提示：关于使用预训练模型的时候进行微调训练，那么该怎么进行微调训练呢？

第一：如果是我们准备的数据集和预训练模型的数据集差不多，也就是图像中的内容是差不多的，那么只需要修改最后的输出类别，微调训练最后一层的全连接参数，其他层冻结，比如下面这样做：

model = models.resnet50(pretrained=True)

# 修改全连接层最后的输出类别，使得全连接层的输出与当前数据集类别数对应
# 新建的层默认 requires_grad=True

model.fc = nn.Linear(model.fc.in_features, n_class)

# 只微调训练最后一层全连接层的参数，其他层冻结
optimizer = optim.Adam(model.fc.parameters())

第二：如果我们准备的数据集和与训练模型的数据集相差比较多的话，那么这个时候可以微调训练所有的层，但是还是载入预训练模型的参数，比如下面这样做：

model = models.resnet18(pretrained=True)

model.fc = nn.Linear(model.fc.in_features, n_class)

optimizer = optim.Adam(model.parameters())

第三：如果我们准备的数据集和预训练模型的数据集完全不一样的话，那么就不需要载入训练模型的参数，使用预训练模型结构进行权重初始化，微调训练所有的层，比如下面这样做：

model = models.resnet18(pretrained=False) # 只载入模型结构，不载入预训练权重参数

model.fc = nn.Linear(model.fc.in_features, n_class)

optimizer = optim.Adam(model.parameters())

（7）加载数据集

 # #加载数据集  https://mydreamambitious.blog.csdn.net/article/details/128482455
    batch_size=4
    trainDataLoader=DataLoader(dataset=trainDataset,batch_size=batch_size,shuffle=True,num_workers=0,drop_last=False)
    testDataLoader=DataLoader(dataset=testDataset,batch_size=batch_size,shuffle=True,num_workers=0,drop_last=False)

（8）定义损失函数

 # #损失函数的定义
    lossCIFAR10=torch.nn.CrossEntropyLoss()

（9）定义优化器

# #定义优化器 https://blog.csdn.net/Wind_2028/article/details/120541017
    learing_rate=0.001
    optimizer=torch.optim.SGD([
        {'params':modelResNet50.layer4.parameters(),'lr':learing_rate},
        {'params':modelResNet50.avgpool.parameters(),'lr':learing_rate},
        {'params':modelResNet50.fc.parameters(),'lr':learing_rate}
    ],lr=learing_rate)

（10）模型的保存和加载

模型的保存方式：
- 方式一：模型的结构+模型的参数
  - torch.save(modelResNet50,'modelName.pth');
- 方式二：模型的参数
  - torch.save(modelResNet50.state_dict(),'modelName.pth');
对应的模型加载方式：
- 对应模型保存方式一：
  - model=torch.load('modeName.pth');
- 对应模型保存方式二：
  - modelResNet50=torchvision.models.resnet50(pretrained=False);
  - modelResNet50.load_state_dict(torch.load('modeName.pth'));

（11）训练开始

提示：训练模型中使用：model.train()和model.eval()的具体作用：分别设置为训练模型和验证模型。
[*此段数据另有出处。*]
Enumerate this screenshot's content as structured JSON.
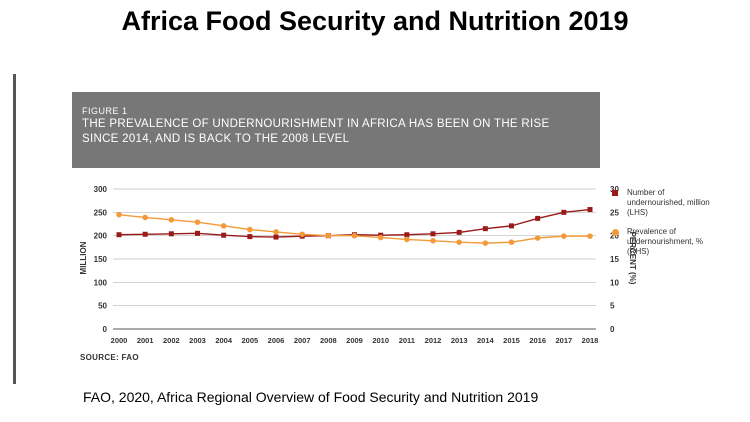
{
  "slide_title": "Africa Food Security and Nutrition 2019",
  "figure": {
    "label": "FIGURE 1",
    "title": "THE PREVALENCE OF UNDERNOURISHMENT IN AFRICA HAS BEEN ON THE RISE SINCE 2014, AND IS BACK TO THE 2008 LEVEL",
    "source": "SOURCE: FAO"
  },
  "caption": "FAO, 2020, Africa Regional Overview of Food Security and Nutrition 2019",
  "colors": {
    "header_bg": "#777777",
    "series_lhs": "#9a1a1a",
    "series_rhs": "#f39b3a"
  },
  "chart_data": {
    "type": "line",
    "x": [
      "2000",
      "2001",
      "2002",
      "2003",
      "2004",
      "2005",
      "2006",
      "2007",
      "2008",
      "2009",
      "2010",
      "2011",
      "2012",
      "2013",
      "2014",
      "2015",
      "2016",
      "2017",
      "2018"
    ],
    "ylabel_left": "MILLION",
    "ylabel_right": "PERCENT (%)",
    "ylim_left": [
      0,
      300
    ],
    "ylim_right": [
      0,
      30
    ],
    "yticks_left": [
      "0",
      "50",
      "100",
      "150",
      "200",
      "250",
      "300"
    ],
    "yticks_right": [
      "0",
      "5",
      "10",
      "15",
      "20",
      "25",
      "30"
    ],
    "grid": true,
    "legend_position": "right",
    "series": [
      {
        "name": "Number of undernourished, million (LHS)",
        "axis": "left",
        "marker": "square",
        "values": [
          202,
          203,
          204,
          205,
          201,
          198,
          197,
          199,
          200,
          202,
          201,
          202,
          204,
          207,
          215,
          221,
          237,
          250,
          256
        ]
      },
      {
        "name": "Prevalence of undernourishment, % (RHS)",
        "axis": "right",
        "marker": "circle",
        "values": [
          24.5,
          23.9,
          23.4,
          22.9,
          22.1,
          21.3,
          20.8,
          20.3,
          20.0,
          20.0,
          19.6,
          19.2,
          18.9,
          18.6,
          18.4,
          18.6,
          19.5,
          19.9,
          19.9
        ]
      }
    ]
  }
}
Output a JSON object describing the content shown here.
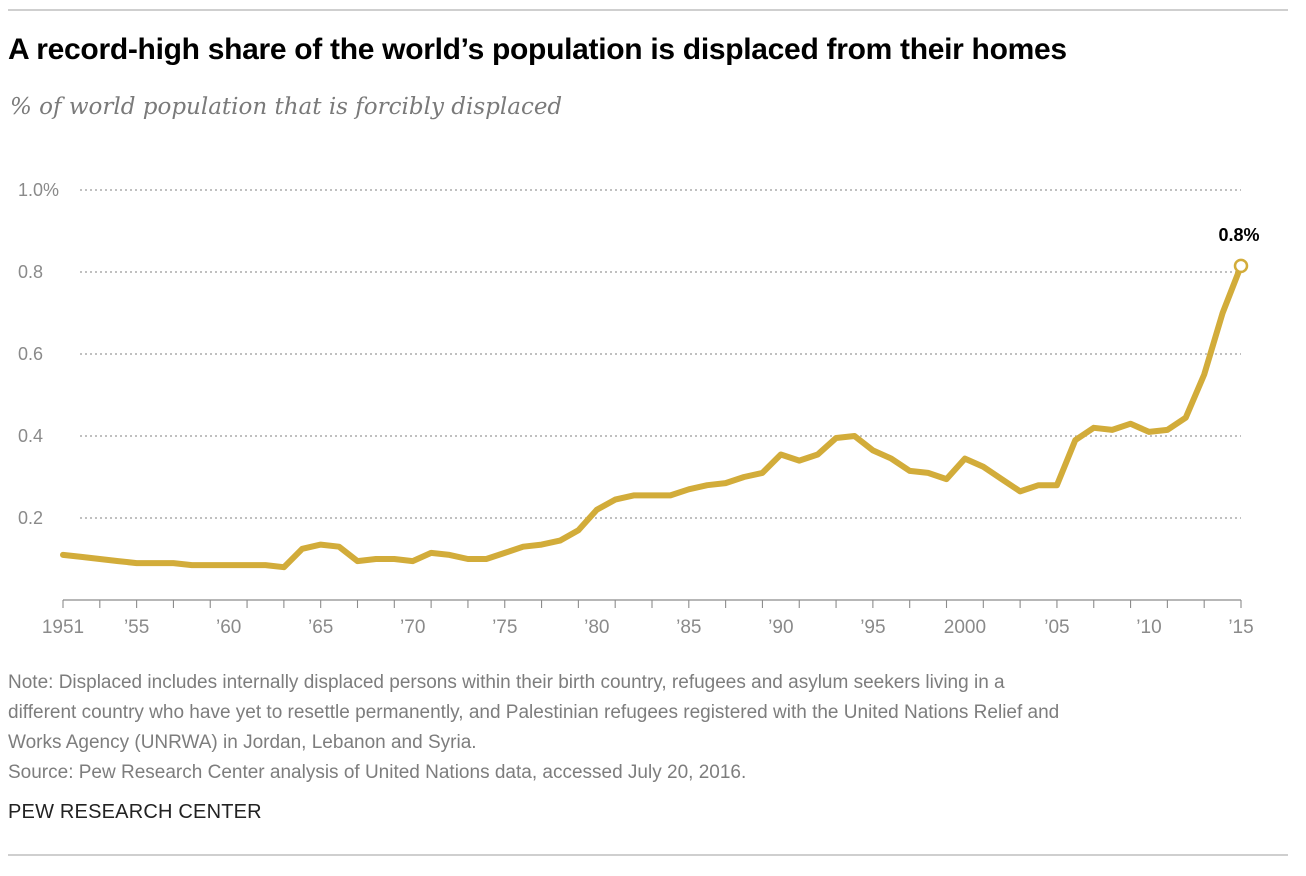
{
  "header": {
    "title": "A record-high share of the world’s population is displaced from their homes",
    "subtitle": "% of world population that is forcibly displaced"
  },
  "chart_data": {
    "type": "line",
    "title": "A record-high share of the world’s population is displaced from their homes",
    "subtitle": "% of world population that is forcibly displaced",
    "xlabel": "",
    "ylabel": "",
    "xlim": [
      1951,
      2015
    ],
    "ylim": [
      0,
      1.0
    ],
    "grid": true,
    "y_ticks": [
      {
        "value": 1.0,
        "label": "1.0%"
      },
      {
        "value": 0.8,
        "label": "0.8"
      },
      {
        "value": 0.6,
        "label": "0.6"
      },
      {
        "value": 0.4,
        "label": "0.4"
      },
      {
        "value": 0.2,
        "label": "0.2"
      }
    ],
    "x_ticks": [
      {
        "value": 1951,
        "label": "1951"
      },
      {
        "value": 1955,
        "label": "’55"
      },
      {
        "value": 1960,
        "label": "’60"
      },
      {
        "value": 1965,
        "label": "’65"
      },
      {
        "value": 1970,
        "label": "’70"
      },
      {
        "value": 1975,
        "label": "’75"
      },
      {
        "value": 1980,
        "label": "’80"
      },
      {
        "value": 1985,
        "label": "’85"
      },
      {
        "value": 1990,
        "label": "’90"
      },
      {
        "value": 1995,
        "label": "’95"
      },
      {
        "value": 2000,
        "label": "2000"
      },
      {
        "value": 2005,
        "label": "’05"
      },
      {
        "value": 2010,
        "label": "’10"
      },
      {
        "value": 2015,
        "label": "’15"
      }
    ],
    "x_minor_ticks": [
      1951,
      1953,
      1955,
      1957,
      1959,
      1961,
      1963,
      1965,
      1967,
      1969,
      1971,
      1973,
      1975,
      1977,
      1979,
      1981,
      1983,
      1985,
      1987,
      1989,
      1991,
      1993,
      1995,
      1997,
      1999,
      2001,
      2003,
      2005,
      2007,
      2009,
      2011,
      2013,
      2015
    ],
    "series": [
      {
        "name": "% of world population that is forcibly displaced",
        "color": "#d2ac3a",
        "x": [
          1951,
          1952,
          1953,
          1954,
          1955,
          1956,
          1957,
          1958,
          1959,
          1960,
          1961,
          1962,
          1963,
          1964,
          1965,
          1966,
          1967,
          1968,
          1969,
          1970,
          1971,
          1972,
          1973,
          1974,
          1975,
          1976,
          1977,
          1978,
          1979,
          1980,
          1981,
          1982,
          1983,
          1984,
          1985,
          1986,
          1987,
          1988,
          1989,
          1990,
          1991,
          1992,
          1993,
          1994,
          1995,
          1996,
          1997,
          1998,
          1999,
          2000,
          2001,
          2002,
          2003,
          2004,
          2005,
          2006,
          2007,
          2008,
          2009,
          2010,
          2011,
          2012,
          2013,
          2014,
          2015
        ],
        "values": [
          0.11,
          0.105,
          0.1,
          0.095,
          0.09,
          0.09,
          0.09,
          0.085,
          0.085,
          0.085,
          0.085,
          0.085,
          0.08,
          0.125,
          0.135,
          0.13,
          0.095,
          0.1,
          0.1,
          0.095,
          0.115,
          0.11,
          0.1,
          0.1,
          0.115,
          0.13,
          0.135,
          0.145,
          0.17,
          0.22,
          0.245,
          0.255,
          0.255,
          0.255,
          0.27,
          0.28,
          0.285,
          0.3,
          0.31,
          0.355,
          0.34,
          0.355,
          0.395,
          0.4,
          0.365,
          0.345,
          0.315,
          0.31,
          0.295,
          0.345,
          0.325,
          0.295,
          0.265,
          0.28,
          0.28,
          0.39,
          0.42,
          0.415,
          0.43,
          0.41,
          0.415,
          0.445,
          0.55,
          0.7,
          0.815
        ]
      }
    ],
    "annotations": [
      {
        "x": 2015,
        "y": 0.815,
        "label": "0.8%"
      }
    ]
  },
  "footer": {
    "note_lines": [
      "Note: Displaced includes internally displaced persons within their birth country, refugees and asylum seekers living in a",
      "different country who have yet to resettle permanently, and Palestinian refugees registered with the United Nations Relief and",
      "Works Agency (UNRWA) in Jordan, Lebanon and Syria."
    ],
    "source": "Source: Pew Research Center analysis of United Nations data, accessed July 20, 2016.",
    "brand": "PEW RESEARCH CENTER"
  },
  "colors": {
    "line": "#d2ac3a",
    "grid": "#9a9a9a",
    "axis_text": "#8a8a8a",
    "rule": "#cfcfcf"
  }
}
但是这仅对某些模块有任何影响，比如： Dropout, BatchNorm。

https://pytorch.org/docs/stable/generated/torch.nn.Module.html#torch.nn.Module

# #迭代的次数
    epoches=10

    #使用tensorboard显示训练过程
    writer=SummaryWriter('logs')
    #将损失值和准确率保存起来，用于最后画出图形
    PlotTestLoss=[]
    PlotTestCorrect=[]
    PlotTrainLoss=[]
    PlotTrainCorrect=[]

    for i in range(epoches):
        # 训练的次数
        trainStep = 0
        #训练集上的准确率
        trainCorrect=0
        #训练集上的损失
        trainLoss=0
        traintotal=0
        print('-----------------------第{}轮的训练--------------------------'.format(i+1))
        #每一次迭代的训练
        modelResNet50.train()
        for traindata in trainDataLoader:
            imgs,targets=traindata
            # print(type(imgs)) =><class 'torch.Tensor'>
            #输入模型，进行训练
            output=modelResNet50(imgs)
            # print(output)
            # print(output.shape)
            # 计算损失值
            loss=lossCIFAR10(output,targets)
            #优化器清零
            optimizer.zero_grad()
            #反向传播
            loss.backward()
            #梯度更新
            optimizer.step()
            #步数加一
            trainStep=trainStep+1
            with torch.no_grad():
                #获取预测概率最大值索引(按行计算最大)
                output=torch.argmax(input=output,dim=1)
                # print(output)=>tensor([2, 9, 6, 0])
                # print(output[0].item())=>2
                #计算准确率
                trainCorrect+=(output==targets).sum().item()
                traintotal+=imgs.shape[0]
                #计算总的损失
                trainLoss+=loss.item()
                if trainStep%100==0:
                    print('-----------step: {}--------loss: {:.6f}---------correct: {:.6f}'.format(trainStep,trainLoss*1.0/traintotal,trainCorrect*1.0/traintotal))
        writer.add_scalar(tag='trainLoss',scalar_value=trainLoss*1.0/traintotal,global_step=i+1)
        writer.add_scalar(tag='correct',scalar_value=trainCorrect*1.0/traintotal,global_step=i+1)
        #在tensorboard中绘制预测最优一步训练的output[0]结果图
        writer.add_image(tag='train----{}.{:.4f}'.format(classes[output[0].item()],trainCorrect/traintotal),img_tensor=imgs[0],global_step=i+1)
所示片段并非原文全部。